Saturday 7 December 2013

Green Energy and Dirty Money

A Good-News Story

As we read the account below, we could barely repress a chuckle.  They say that necessity is the mother of invention and it appears to be true in the UK.  A recession, coupled with a desperate need to restrain wasteful, profligate, debt-driven public spending have forced the government to turn to the private sector to fund much needed infrastructure spending.  At the edge of the dark cloud is a burnished silver lining.

This from the Telegraph:

Ministers have previously been accused of cutting government spending on major capital projects too sharply as part of their austerity programme. They have responded by trying to encourage private investors, such as insurance companies and pension funds, to invest in large projects, offering government guarantees as incentives. . . .

Mr Alexander [the Chief Secretary to the Treasury] will say: “The announcement today that six major insurers will invest £25 billion over the next five years is a massive vote of confidence in the UK economy. It supports the wider £100 billion public investment to rebuild Britain over the next seven years that I announced at the Spending Round 2013.  Underground, overground, onshore, offshore, wired or wireless, tarmac or train track. You name it, we’re building it right now. This is great news for the people of the UK.”
In New Zealand, amongst the Commentariat, private capital funding is usually regarded as dirty money, filthy lucre.  The only good money is government money, extracted from the public via taxes, or their children via burgeoning public debt.  On this matter, New Zealand is positively antediluvian, lost in the Dark Ages. 

But to add cruel insult to mortal injury, part of that dirty private money in the UK is going to be used to build nuclear power stations.
The second of a new wave of nuclear power stations will be built by private investors with government support, the Treasury will announce on Wednesday. The power station, at Wylfa on Anglesey in Wales, is among the major infrastructure projects that will go ahead after ministers promised to support commercial interests.
The station, to be built by Hitachi and Horizon, follows an agreement earlier this year for French and Chinese investors to build a nuclear power station at Hinkley Point in Suffolk. Ministers have suggested that as many as a dozen nuclear reactors will be built in the coming years as fossil fuels are phased out and public hostility to renewables such as wind turbines mounts.

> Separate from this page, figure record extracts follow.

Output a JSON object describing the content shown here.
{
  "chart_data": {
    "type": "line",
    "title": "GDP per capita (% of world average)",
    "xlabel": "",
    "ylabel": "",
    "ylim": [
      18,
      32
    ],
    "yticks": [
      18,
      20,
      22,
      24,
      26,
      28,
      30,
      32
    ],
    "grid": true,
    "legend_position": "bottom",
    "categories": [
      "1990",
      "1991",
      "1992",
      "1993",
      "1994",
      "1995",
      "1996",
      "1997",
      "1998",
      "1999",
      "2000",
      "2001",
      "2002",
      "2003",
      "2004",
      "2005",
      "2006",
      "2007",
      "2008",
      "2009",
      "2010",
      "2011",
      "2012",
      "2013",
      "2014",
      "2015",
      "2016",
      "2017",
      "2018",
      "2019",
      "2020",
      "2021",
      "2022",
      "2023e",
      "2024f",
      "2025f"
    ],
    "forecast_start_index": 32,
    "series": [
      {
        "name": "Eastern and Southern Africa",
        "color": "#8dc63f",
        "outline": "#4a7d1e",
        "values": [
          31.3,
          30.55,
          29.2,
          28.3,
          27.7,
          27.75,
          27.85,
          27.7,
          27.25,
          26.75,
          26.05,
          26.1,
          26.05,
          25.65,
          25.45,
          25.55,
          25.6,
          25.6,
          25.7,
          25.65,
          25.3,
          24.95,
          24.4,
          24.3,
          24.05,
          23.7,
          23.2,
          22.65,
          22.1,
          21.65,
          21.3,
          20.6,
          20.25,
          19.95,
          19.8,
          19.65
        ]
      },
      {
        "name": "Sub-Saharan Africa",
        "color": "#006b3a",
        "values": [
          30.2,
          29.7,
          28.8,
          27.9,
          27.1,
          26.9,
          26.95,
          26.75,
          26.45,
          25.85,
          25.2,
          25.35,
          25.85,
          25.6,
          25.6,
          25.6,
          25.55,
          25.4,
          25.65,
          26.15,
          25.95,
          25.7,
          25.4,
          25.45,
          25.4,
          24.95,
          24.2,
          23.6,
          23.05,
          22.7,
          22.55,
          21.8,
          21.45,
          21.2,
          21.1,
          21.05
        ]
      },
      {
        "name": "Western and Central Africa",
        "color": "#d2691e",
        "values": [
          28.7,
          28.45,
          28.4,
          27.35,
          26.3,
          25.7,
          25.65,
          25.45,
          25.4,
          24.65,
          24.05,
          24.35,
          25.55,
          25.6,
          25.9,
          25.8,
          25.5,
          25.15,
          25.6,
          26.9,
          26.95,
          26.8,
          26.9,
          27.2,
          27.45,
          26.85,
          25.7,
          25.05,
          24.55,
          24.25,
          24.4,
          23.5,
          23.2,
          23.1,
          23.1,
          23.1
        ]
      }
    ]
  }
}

Now, there are some enlightened greenists in the UK (such as George Monbiot) who strongly advocate for nuclear power.  No doubt he and his ilk will be pleased, whilst regretting that it is not beatific gummint money being put to such holy work. 

But Greenists in New Zealand are so far in the Dark Ages they regard nuclear energy to be equivalent to the Black Death.  For them, Chernobyl and Fukushima and Three Mile Island collectively represent an actual, literal Armageddon.  We acknowledge these historical debacles to be serious, albeit it due to human error, malfeasance, and neglect.  Which is to say, of course, that such debacles are preventable and rectifiable.  Such is the necessary and appropriate rebuke of these melt-downs to us all.  The orthodox Christian view is that nuclear energy is a wonderful, divine gift from a generous, beneficent Creator.  It is our responsibility   to manage it properly in the way He intends and requires of His stewards.  

We await the howls of outrage from the Luddite left. Some things are boringly predictable.